There was no definite answer to what collective enlightenment meant. Vance, still in his book, suspected that this was related to the racial segregation in South Africa that was still ongoing when Musk spent his youth in the country.

Racial segregation had prevailed in South Africa before the 20th century. In fact, in 1948, the South African National Party, which consisted of white members from European colonizers, gave rise to the territory law which divided South Africa into special racial zones. Unfortunately, because the rules were made by residents of colonial descent, until the late 1950s, 80 percent of South African landowners were white. Even direr, non-whites were required to carry special documents to cross into areas reserved only for whites, which were enormous.

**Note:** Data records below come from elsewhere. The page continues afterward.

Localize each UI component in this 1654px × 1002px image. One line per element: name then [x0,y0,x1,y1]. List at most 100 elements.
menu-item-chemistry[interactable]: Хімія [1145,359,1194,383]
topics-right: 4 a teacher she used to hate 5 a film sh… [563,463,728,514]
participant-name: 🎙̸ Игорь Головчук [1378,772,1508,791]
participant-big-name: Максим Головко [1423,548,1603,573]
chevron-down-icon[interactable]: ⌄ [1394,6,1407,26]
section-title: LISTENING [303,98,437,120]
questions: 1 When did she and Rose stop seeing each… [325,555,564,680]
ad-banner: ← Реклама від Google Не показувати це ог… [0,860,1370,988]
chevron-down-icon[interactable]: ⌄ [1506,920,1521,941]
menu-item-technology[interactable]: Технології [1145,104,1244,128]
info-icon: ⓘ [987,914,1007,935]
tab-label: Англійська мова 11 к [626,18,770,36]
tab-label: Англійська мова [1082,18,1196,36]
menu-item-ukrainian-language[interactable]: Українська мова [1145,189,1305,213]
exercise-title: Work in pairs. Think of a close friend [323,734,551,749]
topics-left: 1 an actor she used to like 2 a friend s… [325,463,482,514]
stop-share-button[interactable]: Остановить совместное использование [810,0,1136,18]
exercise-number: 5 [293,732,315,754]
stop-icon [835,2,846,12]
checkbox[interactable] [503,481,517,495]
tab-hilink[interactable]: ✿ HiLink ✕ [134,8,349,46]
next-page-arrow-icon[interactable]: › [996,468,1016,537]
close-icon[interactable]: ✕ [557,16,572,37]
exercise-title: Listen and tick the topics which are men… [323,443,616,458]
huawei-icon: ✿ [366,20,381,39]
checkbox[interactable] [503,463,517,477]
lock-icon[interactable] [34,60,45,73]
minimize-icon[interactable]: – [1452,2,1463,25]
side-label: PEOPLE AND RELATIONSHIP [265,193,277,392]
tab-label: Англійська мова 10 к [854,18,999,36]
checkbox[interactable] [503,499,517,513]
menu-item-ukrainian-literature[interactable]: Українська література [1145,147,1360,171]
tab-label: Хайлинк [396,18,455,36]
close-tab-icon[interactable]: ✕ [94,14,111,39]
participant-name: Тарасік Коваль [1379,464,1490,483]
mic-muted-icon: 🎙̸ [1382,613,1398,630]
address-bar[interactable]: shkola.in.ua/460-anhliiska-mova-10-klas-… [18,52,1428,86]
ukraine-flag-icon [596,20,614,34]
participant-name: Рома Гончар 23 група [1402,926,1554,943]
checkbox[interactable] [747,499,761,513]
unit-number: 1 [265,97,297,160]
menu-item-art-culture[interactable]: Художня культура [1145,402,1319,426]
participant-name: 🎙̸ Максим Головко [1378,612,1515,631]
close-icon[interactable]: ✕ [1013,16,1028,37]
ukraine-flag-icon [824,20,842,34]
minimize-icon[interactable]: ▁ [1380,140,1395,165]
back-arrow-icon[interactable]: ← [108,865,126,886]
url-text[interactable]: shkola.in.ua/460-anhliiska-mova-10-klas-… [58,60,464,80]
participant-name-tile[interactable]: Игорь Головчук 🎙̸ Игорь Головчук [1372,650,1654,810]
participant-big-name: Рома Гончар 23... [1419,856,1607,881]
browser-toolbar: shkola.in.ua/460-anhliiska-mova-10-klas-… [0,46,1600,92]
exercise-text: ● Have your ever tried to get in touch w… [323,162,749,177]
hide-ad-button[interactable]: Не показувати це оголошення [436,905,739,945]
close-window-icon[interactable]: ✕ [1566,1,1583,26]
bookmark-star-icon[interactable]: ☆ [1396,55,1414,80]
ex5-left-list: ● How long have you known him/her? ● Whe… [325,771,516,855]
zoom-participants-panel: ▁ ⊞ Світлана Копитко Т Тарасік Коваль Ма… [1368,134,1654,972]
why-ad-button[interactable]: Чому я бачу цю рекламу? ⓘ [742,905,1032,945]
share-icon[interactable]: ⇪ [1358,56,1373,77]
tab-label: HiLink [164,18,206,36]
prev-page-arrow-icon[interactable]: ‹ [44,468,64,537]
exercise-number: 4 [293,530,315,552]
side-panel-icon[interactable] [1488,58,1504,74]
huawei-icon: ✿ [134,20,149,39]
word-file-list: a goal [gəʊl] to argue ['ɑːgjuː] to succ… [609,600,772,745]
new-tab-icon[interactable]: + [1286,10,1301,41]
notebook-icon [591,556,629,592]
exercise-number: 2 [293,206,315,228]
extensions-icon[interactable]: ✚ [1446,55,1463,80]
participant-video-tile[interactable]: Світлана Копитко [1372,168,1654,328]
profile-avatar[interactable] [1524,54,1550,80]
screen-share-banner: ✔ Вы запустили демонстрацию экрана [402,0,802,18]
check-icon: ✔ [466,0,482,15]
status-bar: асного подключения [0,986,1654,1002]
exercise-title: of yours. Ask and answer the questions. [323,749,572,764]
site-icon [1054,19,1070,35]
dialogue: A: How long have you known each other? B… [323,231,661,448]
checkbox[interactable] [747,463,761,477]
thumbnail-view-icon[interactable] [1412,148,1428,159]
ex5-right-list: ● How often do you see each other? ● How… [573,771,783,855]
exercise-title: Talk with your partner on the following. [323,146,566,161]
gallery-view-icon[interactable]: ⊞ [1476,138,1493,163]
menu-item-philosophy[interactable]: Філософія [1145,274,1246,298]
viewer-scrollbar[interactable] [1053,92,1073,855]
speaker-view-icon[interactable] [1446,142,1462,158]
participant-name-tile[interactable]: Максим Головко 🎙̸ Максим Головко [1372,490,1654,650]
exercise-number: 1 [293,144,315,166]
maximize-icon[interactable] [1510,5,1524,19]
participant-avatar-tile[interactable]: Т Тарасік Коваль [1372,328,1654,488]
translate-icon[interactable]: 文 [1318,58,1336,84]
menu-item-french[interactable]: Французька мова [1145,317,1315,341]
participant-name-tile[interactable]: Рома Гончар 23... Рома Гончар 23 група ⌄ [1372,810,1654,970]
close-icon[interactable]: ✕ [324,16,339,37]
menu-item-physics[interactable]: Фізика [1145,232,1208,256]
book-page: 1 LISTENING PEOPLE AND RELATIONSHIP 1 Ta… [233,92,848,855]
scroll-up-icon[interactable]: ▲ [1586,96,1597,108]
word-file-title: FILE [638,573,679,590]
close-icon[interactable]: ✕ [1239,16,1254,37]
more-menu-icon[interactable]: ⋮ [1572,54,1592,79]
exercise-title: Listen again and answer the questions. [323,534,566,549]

Racial injustice was not a mere zoning issue, but also about access to education, transportation, resources, and all other public facilities. No matter how hard they worked, the results would not be the same as white people.

Until 1989, South Africa was a field of racial violence. The black working class rebelled against their masters, the white citizens. The white-ruled country fought back with weapons, wounding and killing its own citizens.

Musk probably thought the injustices in South Africa were caused by a lack of collective enlightenment. On many occasions, Musk had always said that humanity should have a bright future, regardless of the differences between people.

In his 20s, Musk moved to the United States, leaving a land that had no collective consciousness to his ancestral land.

That was where he found his luck. After founding a startup called Zip2, Musk became the largest shareholder of PayPal, the parent of all e-wallets that existed today in the digital world. He also got rich suddenly since eBay bought PayPal for 1.5 billion dollars. With the money he had, he founded SpaceX, injected money into Tesla, and together with his cousin, founded SolarCity. Not to forget, in the midst of his spare time, Musk came up with an idea called Hyperloop and then founded The Boring Company.

On closer inspection, everything Musk gave birth to was designed to destroy the existence of all things ancient. SpaceX wanted to try to destroy an overpriced and unfriendly rocket industry. With Tesla, Musk was trying to stop humanity's addiction to fossil fuels while also wanting to destroy the auto business from Ford to Toyota. Through SolarCity, Musk wanted households to use solar energy sources. Through Hyperloop and The Boring Company, Musk wanted to revolutionize transportation.

For Musk, returning to the above statement, by presenting these companies, he wanted to present a bright future for humanity. And if humanity's future didn't exist on Earth, Musk was ready to fly humans to Mars.

But, in the country that Musk lived in, there was a very thick gap between whites and blacks, rich and poor, and Fox News vs CNN viewers. Sadly, in his track record in the US, Musk seemed to have lost his passion for creating the collective consciousness he missed in his youth.

In Uncle Sam's land, Musk didn't want to lose his fortune. On the one hand, Musk could sit at the same table as Donald Trump. On the other hand, he criticized Trump for not believing in climate change. On the one hand, Musk donated 40 thousand dollars worth of money to an event organized by the Republican Party. On the other hand, he openly supported Andrew Yang from the Democratic Party to run for the presidency. When the corona pandemic approached the US, Musk once pressed the government to open the lockdown as soon as possible. On the other hand, he firmly believed that SARS-CoV-2 was deadly.

Not to forget, instead of echoing collective consciousness, Musk's Twitter account scolded cyber citizens, who often made his company crash in the capital market. Once upon a time, Musk posted a photo of three Tesla cars: Model S, Model 3, and Model X. In the latest opportunity, Musk conducted a poll: "Should Tesla make a robocat?" There were only two answers: "Absolutely" and "Of course."